The Australian property rights regime is made up of a complex series of tenures that include, Crown, freehold and leasehold land. Freehold interest (which applies in all Australian States and the Northern Territory, but not in the Australian Capital Territory) is actually a fee simple absolute in possession, created by grace of the Crown, and guaranteed by the State or Territory on behalf of the Crown. Such subsidiary interests as freehold and leasehold, which allow for the productive use of land, do not diminish the overarching and superior interest of the Crown.

As a settler community, Australians are often very protective about their notion of ownership. When the Single Noongar Application was decided in 2006, for example, the media unrealistically fuelled concerns that people’s backyards would be taken from them.

The question that we must consider is how to reconcile the concept of Crown Land with the Aboriginal and Torres Strait Islander community now that terra nullius has been overturned? It is this challenge that the magnetic Prince William will inherit when he becomes King William.

This brings us to the nexus of two fundamental challenges: the republic and reconciliation. Any discussion about an Australian republic should not be about a change of head of state or a new flag. Rather, the real debate must focus on true reconciliation with Aboriginal peoples and Torres Strait Islanders — and on recognition of their enduring guardianship of the land.

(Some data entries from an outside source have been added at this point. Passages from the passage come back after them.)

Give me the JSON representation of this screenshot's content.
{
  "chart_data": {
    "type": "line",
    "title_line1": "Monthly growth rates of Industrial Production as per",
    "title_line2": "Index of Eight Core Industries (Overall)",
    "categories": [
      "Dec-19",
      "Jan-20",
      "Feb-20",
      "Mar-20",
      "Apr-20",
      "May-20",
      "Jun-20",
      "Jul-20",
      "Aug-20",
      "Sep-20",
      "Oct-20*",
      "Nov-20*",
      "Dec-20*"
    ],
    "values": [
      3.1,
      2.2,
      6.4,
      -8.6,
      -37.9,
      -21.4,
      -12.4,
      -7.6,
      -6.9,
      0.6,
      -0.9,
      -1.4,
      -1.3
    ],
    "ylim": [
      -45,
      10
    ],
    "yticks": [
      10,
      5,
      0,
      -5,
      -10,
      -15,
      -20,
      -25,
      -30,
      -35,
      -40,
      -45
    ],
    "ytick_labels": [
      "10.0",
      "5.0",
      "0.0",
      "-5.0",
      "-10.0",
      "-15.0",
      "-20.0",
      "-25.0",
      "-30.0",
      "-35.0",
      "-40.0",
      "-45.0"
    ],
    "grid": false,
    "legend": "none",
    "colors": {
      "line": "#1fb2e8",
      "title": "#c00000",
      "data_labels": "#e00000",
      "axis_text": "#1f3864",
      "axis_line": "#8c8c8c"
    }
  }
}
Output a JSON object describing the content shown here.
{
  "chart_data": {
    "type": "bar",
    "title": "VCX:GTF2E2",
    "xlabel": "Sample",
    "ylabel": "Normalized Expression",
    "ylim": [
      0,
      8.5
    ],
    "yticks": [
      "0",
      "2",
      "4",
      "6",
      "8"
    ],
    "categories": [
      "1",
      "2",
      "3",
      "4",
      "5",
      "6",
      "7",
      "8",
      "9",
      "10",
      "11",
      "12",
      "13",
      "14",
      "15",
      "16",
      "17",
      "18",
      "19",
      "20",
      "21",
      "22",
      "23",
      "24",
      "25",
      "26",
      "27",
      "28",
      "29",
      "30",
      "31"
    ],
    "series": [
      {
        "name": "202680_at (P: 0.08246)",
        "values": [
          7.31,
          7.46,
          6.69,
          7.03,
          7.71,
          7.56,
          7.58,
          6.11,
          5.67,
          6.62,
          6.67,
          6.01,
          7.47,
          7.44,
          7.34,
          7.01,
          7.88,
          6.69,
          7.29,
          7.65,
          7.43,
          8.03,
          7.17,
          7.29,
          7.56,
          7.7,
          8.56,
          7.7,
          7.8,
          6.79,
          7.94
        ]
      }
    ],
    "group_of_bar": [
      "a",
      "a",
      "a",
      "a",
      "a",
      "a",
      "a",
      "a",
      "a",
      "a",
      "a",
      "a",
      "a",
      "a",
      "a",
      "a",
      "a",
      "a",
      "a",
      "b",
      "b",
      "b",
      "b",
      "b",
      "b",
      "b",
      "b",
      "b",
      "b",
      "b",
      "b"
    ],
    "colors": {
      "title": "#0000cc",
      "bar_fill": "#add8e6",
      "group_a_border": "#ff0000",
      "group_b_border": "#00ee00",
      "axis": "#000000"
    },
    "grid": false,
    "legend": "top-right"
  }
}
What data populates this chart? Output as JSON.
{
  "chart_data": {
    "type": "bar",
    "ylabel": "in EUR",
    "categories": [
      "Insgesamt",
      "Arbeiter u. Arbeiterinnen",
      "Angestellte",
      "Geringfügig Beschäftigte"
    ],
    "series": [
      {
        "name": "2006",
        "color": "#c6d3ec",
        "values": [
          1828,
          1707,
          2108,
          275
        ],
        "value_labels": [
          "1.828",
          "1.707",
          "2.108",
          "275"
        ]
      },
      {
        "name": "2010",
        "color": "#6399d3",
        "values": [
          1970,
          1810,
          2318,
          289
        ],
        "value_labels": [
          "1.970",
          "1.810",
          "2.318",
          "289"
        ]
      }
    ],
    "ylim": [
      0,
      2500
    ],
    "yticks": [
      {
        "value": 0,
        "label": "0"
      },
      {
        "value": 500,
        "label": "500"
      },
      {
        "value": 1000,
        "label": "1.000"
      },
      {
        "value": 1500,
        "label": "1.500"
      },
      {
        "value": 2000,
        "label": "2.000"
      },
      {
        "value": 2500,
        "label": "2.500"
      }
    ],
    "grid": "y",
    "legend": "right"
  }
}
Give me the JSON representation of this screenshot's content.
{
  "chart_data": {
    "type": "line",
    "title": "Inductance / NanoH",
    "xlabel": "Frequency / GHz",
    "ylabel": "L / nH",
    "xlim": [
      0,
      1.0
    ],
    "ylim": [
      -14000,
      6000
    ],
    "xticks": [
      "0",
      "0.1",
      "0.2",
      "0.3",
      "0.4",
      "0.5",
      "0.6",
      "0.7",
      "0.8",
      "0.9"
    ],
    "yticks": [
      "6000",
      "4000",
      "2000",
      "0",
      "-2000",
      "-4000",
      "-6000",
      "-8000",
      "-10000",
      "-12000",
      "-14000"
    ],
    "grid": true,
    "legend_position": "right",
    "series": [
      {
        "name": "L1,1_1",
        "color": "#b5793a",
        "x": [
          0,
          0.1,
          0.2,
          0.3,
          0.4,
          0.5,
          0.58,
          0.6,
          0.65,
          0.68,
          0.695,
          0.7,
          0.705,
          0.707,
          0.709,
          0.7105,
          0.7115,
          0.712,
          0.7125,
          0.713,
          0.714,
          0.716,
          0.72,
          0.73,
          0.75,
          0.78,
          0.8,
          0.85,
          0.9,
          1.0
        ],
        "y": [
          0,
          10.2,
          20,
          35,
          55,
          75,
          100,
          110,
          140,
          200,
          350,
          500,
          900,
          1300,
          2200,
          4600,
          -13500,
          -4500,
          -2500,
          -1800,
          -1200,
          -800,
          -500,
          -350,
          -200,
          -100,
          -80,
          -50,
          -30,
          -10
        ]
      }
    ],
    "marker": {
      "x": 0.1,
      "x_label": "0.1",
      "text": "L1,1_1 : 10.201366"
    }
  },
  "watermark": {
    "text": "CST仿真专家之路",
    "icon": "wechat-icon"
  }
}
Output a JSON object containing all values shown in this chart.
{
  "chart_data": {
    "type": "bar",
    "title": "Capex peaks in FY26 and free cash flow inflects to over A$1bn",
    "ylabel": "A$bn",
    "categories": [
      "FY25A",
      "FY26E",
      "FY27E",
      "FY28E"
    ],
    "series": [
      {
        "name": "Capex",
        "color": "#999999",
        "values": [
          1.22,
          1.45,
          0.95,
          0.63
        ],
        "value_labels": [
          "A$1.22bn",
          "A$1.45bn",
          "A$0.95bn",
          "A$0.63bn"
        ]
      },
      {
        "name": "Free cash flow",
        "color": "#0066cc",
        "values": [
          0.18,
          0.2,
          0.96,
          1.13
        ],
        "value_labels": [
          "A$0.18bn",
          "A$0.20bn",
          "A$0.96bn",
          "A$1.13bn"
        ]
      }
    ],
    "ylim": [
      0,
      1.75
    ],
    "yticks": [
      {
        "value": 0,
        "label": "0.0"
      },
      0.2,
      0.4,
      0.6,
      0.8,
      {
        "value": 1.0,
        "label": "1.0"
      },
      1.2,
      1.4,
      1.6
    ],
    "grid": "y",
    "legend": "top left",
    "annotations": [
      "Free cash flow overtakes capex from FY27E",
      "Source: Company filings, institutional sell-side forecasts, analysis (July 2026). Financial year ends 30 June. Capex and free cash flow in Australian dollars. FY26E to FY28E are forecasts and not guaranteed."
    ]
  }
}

To achieve this, we must consider how property rights might be reframed in the absence of the Crown as the holder of the superior interest over land and we must reflect on the role that the first Australians should play under such a scenario. In any move from a constitutional monarchy to a republic, the new constitution would have to be drafted to articulate the values of the nation. Our hope is that such a constitution, in stark contrast to the current one, would both fully acknowledge and reflect the authority of the first Australians.

Such an approach opens the door for broader discussion on contemporary property rights in republican Australia. What, then, should an Australian Republic look like? To answer this, we need to look beyond the figurehead and inquire into the very foundations on which we have built this country. Who are the custodians of the land? Who has superior ownership of the land?

The former Chairperson of ATSIC, Gatjil Djerrkura, articulated such a perspective. He captured the sentiments of many Australians — both Indigenous and non-Indigenous — when he questioned the propriety of a minimalist Republican campaign that all but ignored Indigenous claims:

"A narrow debate over whether we should have an Australian or British head of state will not satisfy our expectations for change … For my people there is a far more important question than asking: Do we want a Queen or a President as our head of state? Instead, we ask ‘Are our rights as the continuing custodians of this land being recognised?’"

There are many models that we could draw on, including leasehold or land tax solutions. Such revolutionary approaches would not divide the community as we are warned by the Australian Monarchist League chairman Philip Benwell. Rather, as we farewell Prince William from our shores and observe the Royal Wedding from afar, we should make time to consider the place of the Monarchy in contemporary Australia, and question the notion of Crown Land in a country that claims to fully recognise Native Title.